Элен пыталась отказаться, но безуспешно. Вскоре появилась старая служанка с подносом, прошла за балюстраду и удалилась, шаркая ногами, под смех купидонов, которые, казалось, подтрунивали над ней сверху.
— Ну, ладно, так где же ваша перелетная птичка?
— Улетел в Бейрут.
— Ах, вот, значит, в чем дело? Вы за него боитесь? Но не всех ведь убивают на войне! А потом, разве только там опасно? Утром передавали по радио про покушение в Мадриде: члены ЭТА[17] вчера среди бела дня убили на улице офицера. А двух человек в Стамбуле просто продырявили, как решето. В Гватемале бомба разорвалась посреди рынка. Так что сами видите! А здесь, в Италии, просто фейерверк из бомб! Но ведь это не мешало вам каждую ночь предаваться любовным утехам?
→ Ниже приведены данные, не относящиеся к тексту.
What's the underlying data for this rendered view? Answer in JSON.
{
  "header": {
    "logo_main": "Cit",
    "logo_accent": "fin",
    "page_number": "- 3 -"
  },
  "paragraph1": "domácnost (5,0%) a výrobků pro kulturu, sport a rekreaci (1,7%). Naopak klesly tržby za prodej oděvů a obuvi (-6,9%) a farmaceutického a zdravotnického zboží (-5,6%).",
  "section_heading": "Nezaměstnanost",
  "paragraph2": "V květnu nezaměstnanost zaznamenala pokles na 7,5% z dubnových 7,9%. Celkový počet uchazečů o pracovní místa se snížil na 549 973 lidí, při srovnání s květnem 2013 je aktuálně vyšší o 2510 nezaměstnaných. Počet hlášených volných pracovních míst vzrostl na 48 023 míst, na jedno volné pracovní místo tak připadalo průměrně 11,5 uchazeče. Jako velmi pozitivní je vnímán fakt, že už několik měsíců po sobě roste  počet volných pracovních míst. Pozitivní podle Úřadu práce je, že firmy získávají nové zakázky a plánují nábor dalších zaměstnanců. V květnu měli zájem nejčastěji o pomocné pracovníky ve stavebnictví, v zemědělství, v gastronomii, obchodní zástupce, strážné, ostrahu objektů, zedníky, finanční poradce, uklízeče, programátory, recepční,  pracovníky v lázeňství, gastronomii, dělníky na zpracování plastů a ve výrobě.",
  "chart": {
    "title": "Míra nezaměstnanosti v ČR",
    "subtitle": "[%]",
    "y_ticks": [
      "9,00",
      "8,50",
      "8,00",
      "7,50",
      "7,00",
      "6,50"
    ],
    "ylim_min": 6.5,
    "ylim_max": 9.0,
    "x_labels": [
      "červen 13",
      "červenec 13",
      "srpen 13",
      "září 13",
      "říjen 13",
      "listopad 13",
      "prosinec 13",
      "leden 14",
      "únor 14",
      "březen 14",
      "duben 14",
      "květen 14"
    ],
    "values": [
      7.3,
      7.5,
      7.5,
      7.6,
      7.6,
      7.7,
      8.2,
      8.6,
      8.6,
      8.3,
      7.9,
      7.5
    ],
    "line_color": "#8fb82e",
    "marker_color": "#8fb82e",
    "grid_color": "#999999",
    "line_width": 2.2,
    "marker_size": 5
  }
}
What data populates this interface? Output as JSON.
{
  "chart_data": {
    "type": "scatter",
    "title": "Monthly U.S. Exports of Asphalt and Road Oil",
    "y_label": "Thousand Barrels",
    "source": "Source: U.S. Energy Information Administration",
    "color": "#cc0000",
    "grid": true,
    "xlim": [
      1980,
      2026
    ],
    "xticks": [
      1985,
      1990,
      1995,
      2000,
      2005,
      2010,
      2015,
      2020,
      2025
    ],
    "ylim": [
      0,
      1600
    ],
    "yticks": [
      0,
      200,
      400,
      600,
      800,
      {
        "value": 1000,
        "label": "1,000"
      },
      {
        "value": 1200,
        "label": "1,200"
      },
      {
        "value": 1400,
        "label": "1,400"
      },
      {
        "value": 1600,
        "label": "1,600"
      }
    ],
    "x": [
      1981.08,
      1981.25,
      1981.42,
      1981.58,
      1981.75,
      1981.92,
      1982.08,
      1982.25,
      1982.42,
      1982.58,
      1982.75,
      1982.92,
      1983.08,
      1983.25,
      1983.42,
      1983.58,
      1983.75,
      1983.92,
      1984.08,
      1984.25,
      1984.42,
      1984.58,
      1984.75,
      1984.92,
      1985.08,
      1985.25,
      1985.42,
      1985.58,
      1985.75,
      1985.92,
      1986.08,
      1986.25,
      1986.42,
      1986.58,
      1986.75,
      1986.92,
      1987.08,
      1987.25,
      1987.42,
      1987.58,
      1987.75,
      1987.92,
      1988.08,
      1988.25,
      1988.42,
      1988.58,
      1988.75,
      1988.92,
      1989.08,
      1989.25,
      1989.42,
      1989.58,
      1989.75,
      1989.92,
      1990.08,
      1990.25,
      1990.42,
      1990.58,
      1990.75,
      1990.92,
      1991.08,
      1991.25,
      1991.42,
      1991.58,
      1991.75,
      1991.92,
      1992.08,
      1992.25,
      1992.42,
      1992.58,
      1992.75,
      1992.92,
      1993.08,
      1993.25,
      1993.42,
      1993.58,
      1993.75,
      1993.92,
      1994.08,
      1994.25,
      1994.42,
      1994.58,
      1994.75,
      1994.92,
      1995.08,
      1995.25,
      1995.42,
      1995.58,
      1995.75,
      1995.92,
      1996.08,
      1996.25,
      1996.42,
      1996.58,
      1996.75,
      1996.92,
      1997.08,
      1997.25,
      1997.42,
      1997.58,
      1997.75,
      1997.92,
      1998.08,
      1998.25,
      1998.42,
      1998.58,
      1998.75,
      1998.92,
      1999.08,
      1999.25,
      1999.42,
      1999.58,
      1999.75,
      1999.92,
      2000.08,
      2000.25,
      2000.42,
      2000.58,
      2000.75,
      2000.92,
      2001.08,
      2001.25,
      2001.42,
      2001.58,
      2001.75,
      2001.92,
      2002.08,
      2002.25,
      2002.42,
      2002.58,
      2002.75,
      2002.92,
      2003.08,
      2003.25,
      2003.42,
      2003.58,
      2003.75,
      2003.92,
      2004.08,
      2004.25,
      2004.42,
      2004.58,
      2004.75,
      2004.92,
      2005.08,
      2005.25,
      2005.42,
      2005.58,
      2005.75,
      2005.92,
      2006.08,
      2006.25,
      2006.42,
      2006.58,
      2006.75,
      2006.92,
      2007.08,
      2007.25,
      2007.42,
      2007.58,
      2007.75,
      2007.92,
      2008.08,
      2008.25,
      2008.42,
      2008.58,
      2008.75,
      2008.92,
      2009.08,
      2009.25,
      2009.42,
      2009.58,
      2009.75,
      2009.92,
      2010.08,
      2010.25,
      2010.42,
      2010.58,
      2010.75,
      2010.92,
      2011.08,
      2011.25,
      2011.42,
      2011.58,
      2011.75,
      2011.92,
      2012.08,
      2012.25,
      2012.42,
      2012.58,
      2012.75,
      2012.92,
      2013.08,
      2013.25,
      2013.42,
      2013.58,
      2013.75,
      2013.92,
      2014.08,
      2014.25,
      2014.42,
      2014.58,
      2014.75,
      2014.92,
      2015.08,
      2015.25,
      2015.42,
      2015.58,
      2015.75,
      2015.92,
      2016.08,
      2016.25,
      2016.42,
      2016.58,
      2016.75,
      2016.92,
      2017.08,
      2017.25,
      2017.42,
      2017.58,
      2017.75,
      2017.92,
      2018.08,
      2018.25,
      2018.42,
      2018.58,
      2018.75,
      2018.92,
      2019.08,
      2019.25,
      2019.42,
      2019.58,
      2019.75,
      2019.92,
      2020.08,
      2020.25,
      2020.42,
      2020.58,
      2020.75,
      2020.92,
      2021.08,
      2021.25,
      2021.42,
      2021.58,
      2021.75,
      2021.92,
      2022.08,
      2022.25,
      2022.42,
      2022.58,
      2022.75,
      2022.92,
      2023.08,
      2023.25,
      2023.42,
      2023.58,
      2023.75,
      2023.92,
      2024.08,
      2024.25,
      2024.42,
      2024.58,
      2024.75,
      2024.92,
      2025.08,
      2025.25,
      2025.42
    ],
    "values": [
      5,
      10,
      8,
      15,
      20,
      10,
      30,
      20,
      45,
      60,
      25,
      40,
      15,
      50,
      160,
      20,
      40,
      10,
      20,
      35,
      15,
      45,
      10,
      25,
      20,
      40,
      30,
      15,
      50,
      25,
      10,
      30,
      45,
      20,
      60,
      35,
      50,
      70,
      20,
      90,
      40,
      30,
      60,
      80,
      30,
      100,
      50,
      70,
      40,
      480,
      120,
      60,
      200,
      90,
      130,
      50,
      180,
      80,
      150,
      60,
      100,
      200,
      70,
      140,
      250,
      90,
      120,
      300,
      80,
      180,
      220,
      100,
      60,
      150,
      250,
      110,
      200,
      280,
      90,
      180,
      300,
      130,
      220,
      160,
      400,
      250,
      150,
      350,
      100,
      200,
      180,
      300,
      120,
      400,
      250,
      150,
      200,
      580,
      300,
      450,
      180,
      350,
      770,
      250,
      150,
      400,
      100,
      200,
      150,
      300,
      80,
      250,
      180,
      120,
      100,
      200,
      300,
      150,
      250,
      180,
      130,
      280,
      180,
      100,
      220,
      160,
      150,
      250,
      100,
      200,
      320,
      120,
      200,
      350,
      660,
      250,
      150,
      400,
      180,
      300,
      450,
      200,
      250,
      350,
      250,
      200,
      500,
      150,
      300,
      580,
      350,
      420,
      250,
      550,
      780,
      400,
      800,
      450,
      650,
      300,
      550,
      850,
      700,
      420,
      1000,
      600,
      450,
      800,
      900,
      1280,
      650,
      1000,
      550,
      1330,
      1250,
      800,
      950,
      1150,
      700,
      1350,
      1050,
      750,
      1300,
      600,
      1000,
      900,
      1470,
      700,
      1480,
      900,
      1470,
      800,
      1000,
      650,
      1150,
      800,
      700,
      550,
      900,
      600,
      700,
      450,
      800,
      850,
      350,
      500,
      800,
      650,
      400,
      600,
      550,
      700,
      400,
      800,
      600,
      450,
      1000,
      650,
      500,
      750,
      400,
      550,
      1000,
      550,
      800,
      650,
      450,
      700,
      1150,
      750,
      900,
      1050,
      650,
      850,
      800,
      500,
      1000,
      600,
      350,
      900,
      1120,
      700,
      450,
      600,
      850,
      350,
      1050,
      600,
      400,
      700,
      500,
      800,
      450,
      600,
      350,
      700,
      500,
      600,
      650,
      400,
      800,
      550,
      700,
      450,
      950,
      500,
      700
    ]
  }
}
Бьюсь об заклад, вы наверстаете упущенное, а ваш фотограф уж наверняка знает, в чем разница между спальней и темной комнатой, где проявляют снимки! А у вас такое прелестное тело — да, да, я знаю, о чем говорю, — что у него немало причин для вдохновения. Выпейте кофе и постарайтесь улыбнуться. Ненавижу постные лица. Двадцать пять лет терпела физиономию собственного мужа.
Как обычно, мадам Поли говорила по-французски, и ее красноречие просто оглушило Элен.
— Итак, — продолжала мадам Поли, раскинув руки на подушке, словно подражая двуглавому орлу, распростершему крылья над ее головой, — вы проводили друга в аэропорт и возвращаетесь оттуда, плача, как дурочка.
— Нет, мадам, он уехал уже три дня назад.
Мадам Поли сложила руки на своей мощной груди, в вырезе ночной рубашки появилась глубокая ложбина.
— Три дня назад, говорите! Так у вас сердечко как у воспитанницы пансиона! Неужто вы плачете три дня подряд? По опыту знаю, что от любви глупеют, но не настолько же! Послушайте, от него были какие-нибудь известия?
— Да.
— Хорошие?
— Да.
— Так в чем же дело? А сколько времени он будет отсутствовать?
— Неделю.
На этот раз мадам Поли промолчала, но посмотрела на Элен поверх очков, поджав губы. Она больше не шутила, она заметила в Элен что-то новое, еще непонятное, но уже встревожившее ее и пробудившее подозрения.
— И это все? — спросила она.
— В каком смысле, мадам?
— Разве не было другой причины, заставившей вас плакать перед приходом сюда?
Элен начала успокаиваться и понимала, что мадам Поли постепенно подбирается к истине, которую Элен ни в коем случае не собиралась ей поверять.
— Пустяки, мадам. Это все нервы.
Сейчас она говорила суховато, словно хотела подчеркнуть тот предел, переступать который толстуха не имела права.
— Хорошо. Допустим. Так что вы мне сегодня предложите?